Indeed, FabCafe Bangkok envisions an organic garden outside, a food laboratory inside, and fab menus side-by-side the cafe menu, inviting visitors to choose a project to customize and make their own, learning new tools and techniques, all while enjoying the relaxing atmosphere of a modern cafe.

There are also several workshops, each focusing on how to use personal manufacturing to augment specific hobbies already enjoyed by ordinary people. These include workshops to develop custom designed toys, as well as accessories for cycling and photography. 

By visiting FabCafe, it's hoped that one is exposed to emerging technology, imparting a certain sort of "design literacy" on visitors, so that they are not left behind like so many today from older generations who never learned how to use a computer, keyboard, or smartphone. Learning to integrate 3D printing with camera accessories could be the personal manufacturing equivalent of integrating personal computing with photography by learning Photoshop. 

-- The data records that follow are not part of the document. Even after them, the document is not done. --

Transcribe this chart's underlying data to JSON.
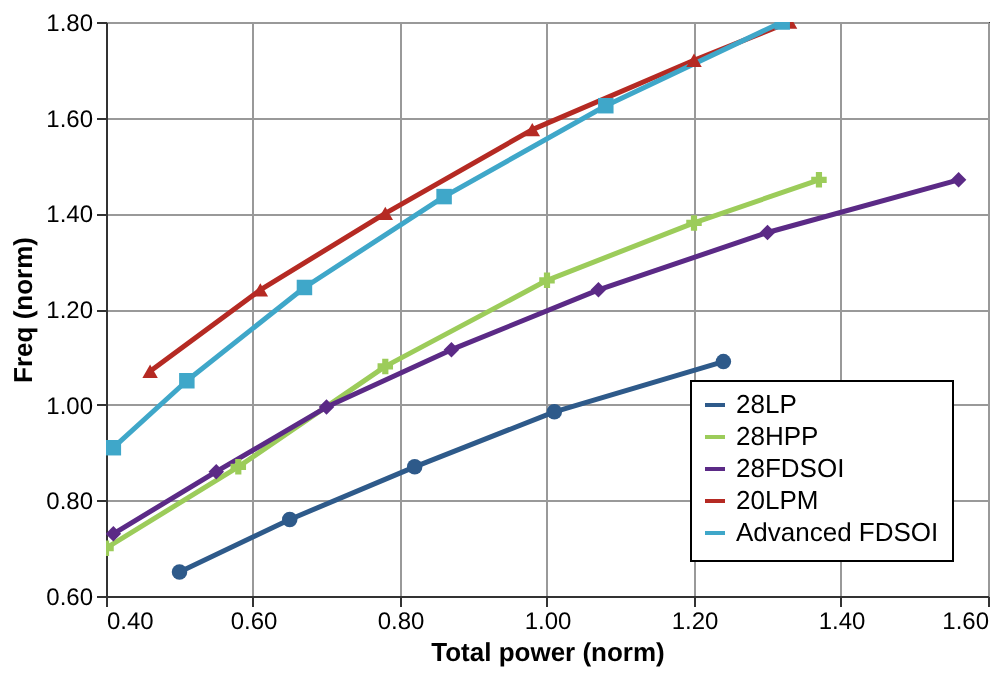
{
  "chart_data": {
    "type": "line",
    "xlabel": "Total power (norm)",
    "ylabel": "Freq (norm)",
    "xlim": [
      0.4,
      1.6
    ],
    "xticks": [
      {
        "value": 0.4,
        "label": "0.40"
      },
      {
        "value": 0.6,
        "label": "0.60"
      },
      {
        "value": 0.8,
        "label": "0.80"
      },
      {
        "value": 1.0,
        "label": "1.00"
      },
      {
        "value": 1.2,
        "label": "1.20"
      },
      {
        "value": 1.4,
        "label": "1.40"
      },
      {
        "value": 1.6,
        "label": "1.60"
      }
    ],
    "ylim": [
      0.6,
      1.8
    ],
    "yticks": [
      {
        "value": 0.6,
        "label": "0.60"
      },
      {
        "value": 0.8,
        "label": "0.80"
      },
      {
        "value": 1.0,
        "label": "1.00"
      },
      {
        "value": 1.2,
        "label": "1.20"
      },
      {
        "value": 1.4,
        "label": "1.40"
      },
      {
        "value": 1.6,
        "label": "1.60"
      },
      {
        "value": 1.8,
        "label": "1.80"
      }
    ],
    "grid": true,
    "legend": "bottom right",
    "line_style": "solid",
    "series": [
      {
        "name": "28LP",
        "color": "#2e5a8a",
        "marker": "circle",
        "x": [
          0.5,
          0.65,
          0.82,
          1.01,
          1.24
        ],
        "values": [
          0.65,
          0.76,
          0.87,
          0.985,
          1.09
        ]
      },
      {
        "name": "28HPP",
        "color": "#9ccc5a",
        "marker": "cross",
        "x": [
          0.4,
          0.58,
          0.78,
          1.0,
          1.2,
          1.37
        ],
        "values": [
          0.7,
          0.87,
          1.08,
          1.26,
          1.38,
          1.47
        ]
      },
      {
        "name": "28FDSOI",
        "color": "#5b2a86",
        "marker": "diamond",
        "x": [
          0.41,
          0.55,
          0.7,
          0.87,
          1.07,
          1.3,
          1.56
        ],
        "values": [
          0.73,
          0.86,
          0.995,
          1.115,
          1.24,
          1.36,
          1.47
        ]
      },
      {
        "name": "20LPM",
        "color": "#b52a23",
        "marker": "triangle",
        "x": [
          0.46,
          0.61,
          0.78,
          0.98,
          1.2,
          1.33
        ],
        "values": [
          1.07,
          1.24,
          1.4,
          1.575,
          1.72,
          1.8
        ]
      },
      {
        "name": "Advanced FDSOI",
        "color": "#3fa7c9",
        "marker": "square",
        "x": [
          0.41,
          0.51,
          0.67,
          0.86,
          1.08,
          1.32
        ],
        "values": [
          0.91,
          1.05,
          1.245,
          1.435,
          1.625,
          1.8
        ]
      }
    ]
  }
}
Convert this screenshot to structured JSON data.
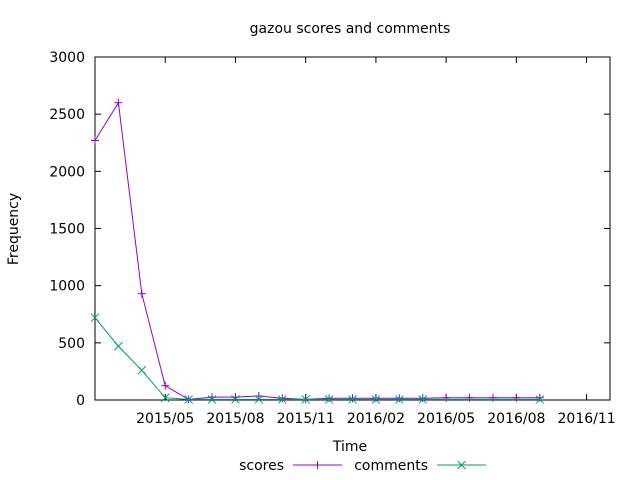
{
  "chart_data": {
    "type": "line",
    "title": "gazou scores and comments",
    "xlabel": "Time",
    "ylabel": "Frequency",
    "x_ticks": [
      "2015/05",
      "2015/08",
      "2015/11",
      "2016/02",
      "2016/05",
      "2016/08",
      "2016/11"
    ],
    "y_ticks": [
      0,
      500,
      1000,
      1500,
      2000,
      2500,
      3000
    ],
    "ylim": [
      0,
      3000
    ],
    "xlim": [
      "2015/02",
      "2016/12"
    ],
    "grid": false,
    "legend_position": "bottom-center",
    "x": [
      "2015/02",
      "2015/03",
      "2015/04",
      "2015/05",
      "2015/06",
      "2015/07",
      "2015/08",
      "2015/09",
      "2015/10",
      "2015/11",
      "2015/12",
      "2016/01",
      "2016/02",
      "2016/03",
      "2016/04",
      "2016/05",
      "2016/06",
      "2016/07",
      "2016/08",
      "2016/09"
    ],
    "series": [
      {
        "name": "scores",
        "color": "#9400d3",
        "marker": "plus",
        "values": [
          2270,
          2600,
          930,
          125,
          5,
          25,
          25,
          35,
          15,
          5,
          15,
          15,
          15,
          15,
          15,
          20,
          20,
          20,
          20,
          20
        ]
      },
      {
        "name": "comments",
        "color": "#009e73",
        "marker": "cross",
        "values": [
          720,
          470,
          260,
          20,
          5,
          5,
          5,
          5,
          5,
          5,
          5,
          5,
          5,
          5,
          5,
          null,
          null,
          null,
          null,
          5
        ]
      }
    ]
  }
}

Chutayaves expressed during our conversation a plausible future where people enjoy multiple interests, combining them together, and establishing highly localized communities thriving in self-sufficiency. Businesses and institutions like FabCafes and Fab Labs today, might become nodes in a patchwork of localized communities tomorrow.

Having visited other makerspaces in Bangkok, and seeing FabCafe, such a future is not only possible, it is tangibly being built everyday by the work and imagination of this growing, creative community.